Saleh couldn’t have met those deadlines, said her lawyer, Inder Comar. And even if she had managed to file an administrative claim and a lawsuit while fleeing and resettling, Comar said, she would have been excluded by Supreme Court rulings barring suits against the United States under the Tort Claims Act for injuries suffered in a foreign country.
The net result, the lawyer said, is that even if a US war violated international law, the nation’s courts have closed their doors to the war’s victims. That, he said, seems to contradict the position the United States took after World War II, when prosecutors from the US and other nations won convictions at Nuremberg against Nazi leaders for waging a war of aggression.
“This was a serious attempt to hold US leaders accountable under laws set down at the Nuremberg trials in 1946,” Comar said. He said Saleh is considering an appeal.
In seeking dismissal of Saleh’s suit, lawyers from President Obama’s Justice Department argued that the case was covered by the Federal Tort Claims Act and its deadlines because Bush and his aides acted within the “scope of their employment” in conducting the war. Saleh, in response, said it wasn’t covered by that law because the president was actually pursuing a private ideological agenda that he had displayed long before taking office in 2001.

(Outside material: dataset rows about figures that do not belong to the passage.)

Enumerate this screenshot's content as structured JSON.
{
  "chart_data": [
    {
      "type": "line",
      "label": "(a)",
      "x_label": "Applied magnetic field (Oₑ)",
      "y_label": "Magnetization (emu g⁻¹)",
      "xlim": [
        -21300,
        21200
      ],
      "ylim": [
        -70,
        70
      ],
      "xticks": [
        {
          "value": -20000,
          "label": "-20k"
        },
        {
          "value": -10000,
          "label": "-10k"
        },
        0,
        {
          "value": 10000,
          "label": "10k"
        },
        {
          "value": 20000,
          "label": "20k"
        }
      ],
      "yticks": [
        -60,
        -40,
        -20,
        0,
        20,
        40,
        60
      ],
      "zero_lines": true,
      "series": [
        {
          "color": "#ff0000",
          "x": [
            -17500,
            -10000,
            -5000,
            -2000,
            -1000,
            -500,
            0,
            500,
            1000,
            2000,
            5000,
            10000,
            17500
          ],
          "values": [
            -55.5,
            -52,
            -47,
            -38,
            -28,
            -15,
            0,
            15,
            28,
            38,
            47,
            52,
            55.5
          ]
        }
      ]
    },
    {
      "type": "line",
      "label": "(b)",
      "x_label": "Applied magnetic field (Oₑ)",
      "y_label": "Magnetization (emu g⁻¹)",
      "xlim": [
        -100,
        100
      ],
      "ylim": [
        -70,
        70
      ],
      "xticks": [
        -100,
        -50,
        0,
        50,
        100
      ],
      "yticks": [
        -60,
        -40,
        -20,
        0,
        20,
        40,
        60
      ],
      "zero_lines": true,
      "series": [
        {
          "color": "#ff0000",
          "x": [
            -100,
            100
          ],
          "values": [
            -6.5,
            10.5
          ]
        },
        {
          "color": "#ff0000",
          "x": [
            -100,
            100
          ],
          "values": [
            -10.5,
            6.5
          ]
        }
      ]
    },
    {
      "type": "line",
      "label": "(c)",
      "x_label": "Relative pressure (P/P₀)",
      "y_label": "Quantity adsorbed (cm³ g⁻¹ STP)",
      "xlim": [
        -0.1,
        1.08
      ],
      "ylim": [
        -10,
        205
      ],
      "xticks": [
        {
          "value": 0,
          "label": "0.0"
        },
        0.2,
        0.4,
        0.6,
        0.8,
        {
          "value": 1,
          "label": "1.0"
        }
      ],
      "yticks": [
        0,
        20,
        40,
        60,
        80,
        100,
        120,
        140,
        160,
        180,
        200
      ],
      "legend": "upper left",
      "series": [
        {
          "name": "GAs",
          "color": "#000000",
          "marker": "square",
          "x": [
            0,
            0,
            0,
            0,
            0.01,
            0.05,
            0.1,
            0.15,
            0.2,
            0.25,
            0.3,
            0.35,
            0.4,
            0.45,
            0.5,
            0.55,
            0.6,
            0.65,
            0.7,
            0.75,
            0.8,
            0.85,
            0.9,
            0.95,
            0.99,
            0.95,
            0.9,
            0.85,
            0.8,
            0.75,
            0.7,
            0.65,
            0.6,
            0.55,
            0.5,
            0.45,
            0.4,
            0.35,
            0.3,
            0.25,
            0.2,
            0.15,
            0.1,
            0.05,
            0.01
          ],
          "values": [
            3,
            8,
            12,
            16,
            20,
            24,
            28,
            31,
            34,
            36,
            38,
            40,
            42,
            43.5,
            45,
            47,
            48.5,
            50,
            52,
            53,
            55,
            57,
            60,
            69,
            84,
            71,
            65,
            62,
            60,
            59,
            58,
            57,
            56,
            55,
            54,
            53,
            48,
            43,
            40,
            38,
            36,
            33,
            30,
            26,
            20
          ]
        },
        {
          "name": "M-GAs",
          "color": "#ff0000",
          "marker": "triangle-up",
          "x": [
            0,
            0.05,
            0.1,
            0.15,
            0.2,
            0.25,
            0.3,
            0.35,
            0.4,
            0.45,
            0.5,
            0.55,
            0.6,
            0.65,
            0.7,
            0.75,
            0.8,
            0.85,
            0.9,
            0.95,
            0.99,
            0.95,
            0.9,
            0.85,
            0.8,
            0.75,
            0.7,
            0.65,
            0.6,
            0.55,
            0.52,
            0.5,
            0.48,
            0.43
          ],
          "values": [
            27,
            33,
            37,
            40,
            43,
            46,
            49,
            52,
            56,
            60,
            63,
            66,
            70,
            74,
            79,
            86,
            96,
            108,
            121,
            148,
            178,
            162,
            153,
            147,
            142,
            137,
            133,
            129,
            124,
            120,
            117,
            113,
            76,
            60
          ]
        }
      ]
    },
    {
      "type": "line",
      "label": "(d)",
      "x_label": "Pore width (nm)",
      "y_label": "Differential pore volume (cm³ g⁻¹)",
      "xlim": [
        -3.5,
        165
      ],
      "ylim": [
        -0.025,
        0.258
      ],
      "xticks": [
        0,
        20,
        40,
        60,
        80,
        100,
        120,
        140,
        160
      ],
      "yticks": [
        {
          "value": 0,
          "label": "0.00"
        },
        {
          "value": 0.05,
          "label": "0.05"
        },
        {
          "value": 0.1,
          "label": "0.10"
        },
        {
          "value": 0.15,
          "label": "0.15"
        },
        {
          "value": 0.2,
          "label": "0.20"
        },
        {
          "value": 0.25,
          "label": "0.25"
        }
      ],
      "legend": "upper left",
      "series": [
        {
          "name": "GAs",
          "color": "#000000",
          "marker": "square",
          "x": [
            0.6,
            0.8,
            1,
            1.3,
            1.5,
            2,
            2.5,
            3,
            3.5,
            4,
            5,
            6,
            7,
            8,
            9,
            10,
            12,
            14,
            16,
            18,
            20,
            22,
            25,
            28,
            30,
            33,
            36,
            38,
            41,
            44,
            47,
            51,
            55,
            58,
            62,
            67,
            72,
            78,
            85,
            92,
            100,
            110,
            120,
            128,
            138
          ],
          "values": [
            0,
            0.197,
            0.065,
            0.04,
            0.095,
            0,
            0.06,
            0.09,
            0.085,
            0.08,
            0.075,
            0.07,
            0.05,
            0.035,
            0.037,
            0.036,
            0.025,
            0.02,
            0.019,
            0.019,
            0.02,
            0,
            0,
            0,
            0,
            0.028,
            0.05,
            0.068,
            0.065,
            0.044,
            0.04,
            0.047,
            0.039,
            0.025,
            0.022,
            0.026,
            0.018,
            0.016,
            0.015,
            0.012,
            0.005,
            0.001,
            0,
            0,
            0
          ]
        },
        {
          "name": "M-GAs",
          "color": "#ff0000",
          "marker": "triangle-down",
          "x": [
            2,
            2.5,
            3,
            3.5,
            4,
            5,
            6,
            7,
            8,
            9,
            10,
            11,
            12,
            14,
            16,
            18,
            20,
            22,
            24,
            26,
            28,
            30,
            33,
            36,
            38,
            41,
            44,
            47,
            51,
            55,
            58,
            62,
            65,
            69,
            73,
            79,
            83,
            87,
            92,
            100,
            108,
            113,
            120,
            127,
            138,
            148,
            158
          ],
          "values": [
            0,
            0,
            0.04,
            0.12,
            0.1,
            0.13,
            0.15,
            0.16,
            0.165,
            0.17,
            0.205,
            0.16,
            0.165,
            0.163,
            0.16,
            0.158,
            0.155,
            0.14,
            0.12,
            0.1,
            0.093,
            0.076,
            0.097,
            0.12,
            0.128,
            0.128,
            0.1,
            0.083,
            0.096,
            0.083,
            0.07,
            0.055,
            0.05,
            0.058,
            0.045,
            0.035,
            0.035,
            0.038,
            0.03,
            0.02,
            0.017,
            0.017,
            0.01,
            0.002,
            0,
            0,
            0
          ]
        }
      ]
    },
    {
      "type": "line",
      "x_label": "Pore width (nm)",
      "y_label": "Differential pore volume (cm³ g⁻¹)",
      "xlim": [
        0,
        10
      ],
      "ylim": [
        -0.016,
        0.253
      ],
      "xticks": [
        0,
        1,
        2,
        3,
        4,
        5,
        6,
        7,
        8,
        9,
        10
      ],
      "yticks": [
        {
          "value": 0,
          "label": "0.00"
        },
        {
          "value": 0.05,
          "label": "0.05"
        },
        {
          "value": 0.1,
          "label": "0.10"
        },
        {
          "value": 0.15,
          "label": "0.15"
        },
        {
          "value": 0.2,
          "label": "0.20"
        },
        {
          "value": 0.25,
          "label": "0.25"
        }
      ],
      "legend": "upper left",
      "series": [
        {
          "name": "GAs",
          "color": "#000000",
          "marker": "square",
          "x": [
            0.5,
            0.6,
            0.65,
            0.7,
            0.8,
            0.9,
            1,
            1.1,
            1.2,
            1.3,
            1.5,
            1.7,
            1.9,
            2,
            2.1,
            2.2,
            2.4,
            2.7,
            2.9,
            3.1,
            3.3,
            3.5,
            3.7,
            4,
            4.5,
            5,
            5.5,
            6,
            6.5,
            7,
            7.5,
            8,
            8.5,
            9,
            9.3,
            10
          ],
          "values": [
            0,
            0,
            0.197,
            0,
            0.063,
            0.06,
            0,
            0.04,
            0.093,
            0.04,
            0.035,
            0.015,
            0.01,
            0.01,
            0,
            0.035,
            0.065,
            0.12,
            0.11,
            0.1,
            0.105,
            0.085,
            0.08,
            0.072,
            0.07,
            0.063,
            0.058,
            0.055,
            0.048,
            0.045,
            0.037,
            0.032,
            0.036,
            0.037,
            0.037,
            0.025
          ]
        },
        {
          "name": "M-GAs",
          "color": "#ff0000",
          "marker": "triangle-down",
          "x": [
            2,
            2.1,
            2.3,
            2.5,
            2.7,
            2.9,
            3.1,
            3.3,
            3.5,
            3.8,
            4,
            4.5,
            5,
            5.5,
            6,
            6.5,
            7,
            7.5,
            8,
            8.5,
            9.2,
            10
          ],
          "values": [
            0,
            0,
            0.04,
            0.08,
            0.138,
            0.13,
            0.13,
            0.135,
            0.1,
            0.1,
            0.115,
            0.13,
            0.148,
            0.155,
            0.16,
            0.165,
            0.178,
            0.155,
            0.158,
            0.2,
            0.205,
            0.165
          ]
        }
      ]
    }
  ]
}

Bush administration officials “were not motivated by genuine national security interests” but by “personally held neoconservative convictions which called for American military dominance of the Middle East, and by a religious world-view,” Comar said in court papers.
Regardless, Tigar said, the officials were acting in the scope of their government employment.
“Engaging in war is without doubt among the conduct these defendants were employed to perform,” said the judge, an Obama appointee. He said Saleh had failed to show that Bush and his staff were seeking personal gain from the war or that their actions in planning and carrying out the war “were not motivated, at least in part, by a subjective desire to serve the interests of the United States.”